May 06, 2013

No more Jefferson-Jackson Day dinners

It’s time for Democrats to ditch Andrew Jackson

As Biden speaks at event named for Old Hickory tonight, more appalling stories show party should dump him as icon

By Steve Yoder
Spring means that appeals for money are bursting forth from both major political parties. It also means Democratic officials in states and counties around the country are busy getting people out to their major fundraiser, the Jefferson-Jackson Day Dinner. And they’re bringing in the big guns: Vice President Joe Biden will keynote the South Carolina Democrats’ dinner tonight.

But after an election in which Democrats rode a wave of minority support to keep the White House and Senate, party activists should wonder about one of the founders for whom that event is named. If branding matters, then the tradition of honoring perhaps the most systematic violator of human rights for America’s nonwhites should finally run its course.

Renowned journalist T.D. Allman’s gripping Finding Florida: The True History of the Sunshine State argues that brutality was a habit of mind for party icon Andrew Jackson long before he laid the groundwork, as President, for the Trail of Tears, the thousand-mile death march that killed 4000 Cherokees in 1838−39.
And:But is it unfair to hold Jackson to today’s standards? It would be—had Jackson’s contemporaries not tried their best to stop him. Cave documents a campaign against Jackson’s Indian removal policy that continued throughout the 1830s; one signature petition from New York City was 47 yards long. From 1830 to 1842, 85 percent of opposition Whig Party congressional votes on removal were cast in opposition to Jackson’s policy, according to a 1993 journal article by historian Fred Rolater. And Allman describes an 1837 investigation by Congressman William Jay concluding that Jackson’s destruction of the Negro Fort constituted an illegal use of taxpayer funds to support slavery.

Today, Democrats sound open to reconsidering whether honoring Jackson still makes sense. In Jackson’s home state of Tennessee, party spokesman Brandon Puttbrese says, “I think we welcome these kinds of conversations about our history. What he did in office…these are not things we should proud of, but they’re definitely things we must learn from.” But if so, why keep Jackson as the party’s brand? “One explanation might just be inertia—it’s been that way forever, so it’s still that way,” says Puttbrese.

In Arkansas, party representative Candace Martin acknowledges that “If you look at the overall values of the Democratic party, then Andrew Jackson probably would not be representative…. It’s maybe something that we should be debating.”

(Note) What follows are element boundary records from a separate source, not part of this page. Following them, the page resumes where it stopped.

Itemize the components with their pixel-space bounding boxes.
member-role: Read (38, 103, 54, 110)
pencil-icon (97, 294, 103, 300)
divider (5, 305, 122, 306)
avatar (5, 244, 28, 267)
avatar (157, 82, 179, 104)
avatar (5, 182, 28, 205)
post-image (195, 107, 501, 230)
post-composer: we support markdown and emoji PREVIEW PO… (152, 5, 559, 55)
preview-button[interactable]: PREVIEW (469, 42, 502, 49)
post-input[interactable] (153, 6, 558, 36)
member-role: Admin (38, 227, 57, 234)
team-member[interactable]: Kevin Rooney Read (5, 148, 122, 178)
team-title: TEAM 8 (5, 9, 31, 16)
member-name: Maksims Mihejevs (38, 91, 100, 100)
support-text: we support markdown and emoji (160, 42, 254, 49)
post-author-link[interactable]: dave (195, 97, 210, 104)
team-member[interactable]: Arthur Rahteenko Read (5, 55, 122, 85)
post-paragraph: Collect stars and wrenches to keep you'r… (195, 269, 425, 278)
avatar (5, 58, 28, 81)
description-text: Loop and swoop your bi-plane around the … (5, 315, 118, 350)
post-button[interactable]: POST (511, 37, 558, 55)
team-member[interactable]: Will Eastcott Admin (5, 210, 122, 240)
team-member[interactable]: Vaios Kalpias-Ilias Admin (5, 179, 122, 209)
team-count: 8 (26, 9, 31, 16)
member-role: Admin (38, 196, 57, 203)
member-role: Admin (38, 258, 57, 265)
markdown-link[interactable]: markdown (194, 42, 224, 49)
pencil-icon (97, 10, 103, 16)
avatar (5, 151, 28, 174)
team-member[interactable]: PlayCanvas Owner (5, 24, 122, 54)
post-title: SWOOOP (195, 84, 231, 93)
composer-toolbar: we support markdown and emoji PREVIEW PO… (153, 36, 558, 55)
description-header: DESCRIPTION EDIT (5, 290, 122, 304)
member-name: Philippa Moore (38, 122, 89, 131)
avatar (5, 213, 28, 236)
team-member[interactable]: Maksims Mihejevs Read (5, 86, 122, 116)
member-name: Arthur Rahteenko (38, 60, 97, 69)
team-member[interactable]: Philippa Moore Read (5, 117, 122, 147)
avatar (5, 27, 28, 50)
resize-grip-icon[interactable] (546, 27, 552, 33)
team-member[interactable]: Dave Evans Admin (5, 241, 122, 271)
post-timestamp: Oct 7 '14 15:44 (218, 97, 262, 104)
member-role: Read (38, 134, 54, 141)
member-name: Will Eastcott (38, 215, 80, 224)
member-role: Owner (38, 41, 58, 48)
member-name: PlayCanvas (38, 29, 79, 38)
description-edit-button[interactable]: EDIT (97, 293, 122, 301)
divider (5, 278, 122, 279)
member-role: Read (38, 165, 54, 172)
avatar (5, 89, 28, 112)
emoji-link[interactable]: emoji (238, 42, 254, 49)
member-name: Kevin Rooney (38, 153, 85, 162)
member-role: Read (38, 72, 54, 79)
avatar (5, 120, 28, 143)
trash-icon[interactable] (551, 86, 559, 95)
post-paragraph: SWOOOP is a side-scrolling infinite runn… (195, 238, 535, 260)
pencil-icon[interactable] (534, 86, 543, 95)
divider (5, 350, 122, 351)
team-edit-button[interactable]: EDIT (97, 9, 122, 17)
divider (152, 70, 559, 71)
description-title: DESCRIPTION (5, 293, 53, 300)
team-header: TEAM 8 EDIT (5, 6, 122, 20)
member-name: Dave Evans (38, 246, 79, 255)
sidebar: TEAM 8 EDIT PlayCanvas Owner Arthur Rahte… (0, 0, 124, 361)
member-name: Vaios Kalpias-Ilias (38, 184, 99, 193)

And a Democratic official in one state who didn’t want to be named thinks Jackson’s days are numbered as a fundraising brand: “When I think of Andrew Jackson, I automatically think ‘Trail of Tears’…” the official says. “If a bunch of people in my generation were creating this dinner, I don’t think we would name it the Jefferson-Jackson Day dinner. I think a lot of things that happen in politics are just like, ‘well that’s the way it’s always been.’”
And:Should Jackson’s history matter to Democrats? If not, it’s hard to explain why Republicans went to such lengths before the presidential campaigns in both 2008 and 2012 to paint themselves as the historic defenders of minority rights by recounting the crimes of southern Democrats before the civil rights era. Today’s Democrats play into their hands by continuing to embrace Jackson; in the battle for minority votes, branding could prove to be the difference.

State parties have dumped Jackson before. In 1978, Minnesota Democrats renamed their Jefferson-Jackson dinner for Hubert Humphrey. Oklahoma Democrats replaced him with former Majority Leader Carl Albert in the 1990s. And in 2010, the North Dakota party picked legendary Senator Quentin Burdick as the fundraiser’s namesake instead.

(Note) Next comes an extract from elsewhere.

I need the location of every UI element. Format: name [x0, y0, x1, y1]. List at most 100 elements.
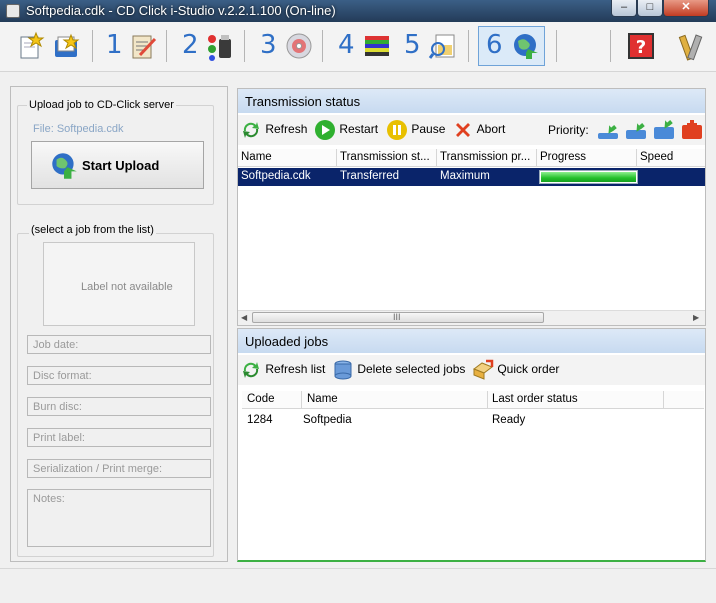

With Republicans also raising money with Lincoln-Reagan dinners this spring, Democrats have to take a harder look at what the past means for their future. If so, they’ll find it’s not hard to do better. Roosevelt-Kennedy has a nice ring to it.
Comment:  Jefferson wasn't all he's made out to be, either. He owned slaves and wanted the Indians removed, making him Jackson's spiritual father. He's not a great fit with today's Democrats, since he favored small government and opposed big spending projects.

But the Jefferson-Jackson Day dinners are pretty weak evidence of "liberal racism." As the article indicates, most Democrats probably accept the name without thought. As with a dubious sports team nickname or geographic place name, inertia is largely responsible for keeping it in place.

It's like using a $20 bill with Jackson's picture on it, or driving on a freeway named for Jackson. Most people don't even think about it. Even if you cared, it would require a lot of effort to avoid Jackson's name and image, and it wouldn't have much effect. So I don't blame people for ignoring his presence throughout our culture.

That said, this name is something party leaders can easily change without harming anyone's sensibilities. "Roosevelt-Kennedy" does indeed have a nice ring to it. Or Democrats could abandon the "two presidents" convention and call the event something else. Maybe the Power to the People Dinner or the Ninety-Nine Percent Dinner.

For more on Andrew Jackson, see Most Overrated Presidents and "Most Terrifying Man Ever Elected President"

1 comment:

dmarks said...

"But the Jefferson-Jackson Day dinners are pretty weak evidence of "liberal racism." As the article indicates, most Democrats probably accept the name without thought."

Now, this is a weak argument I think. Isn't "accepting without thought" one of the defenses used for racism? It could be used, say, as an argument to keep the R*skins football team name. After all, the vast majority of the fans of the team accept it without thought, right?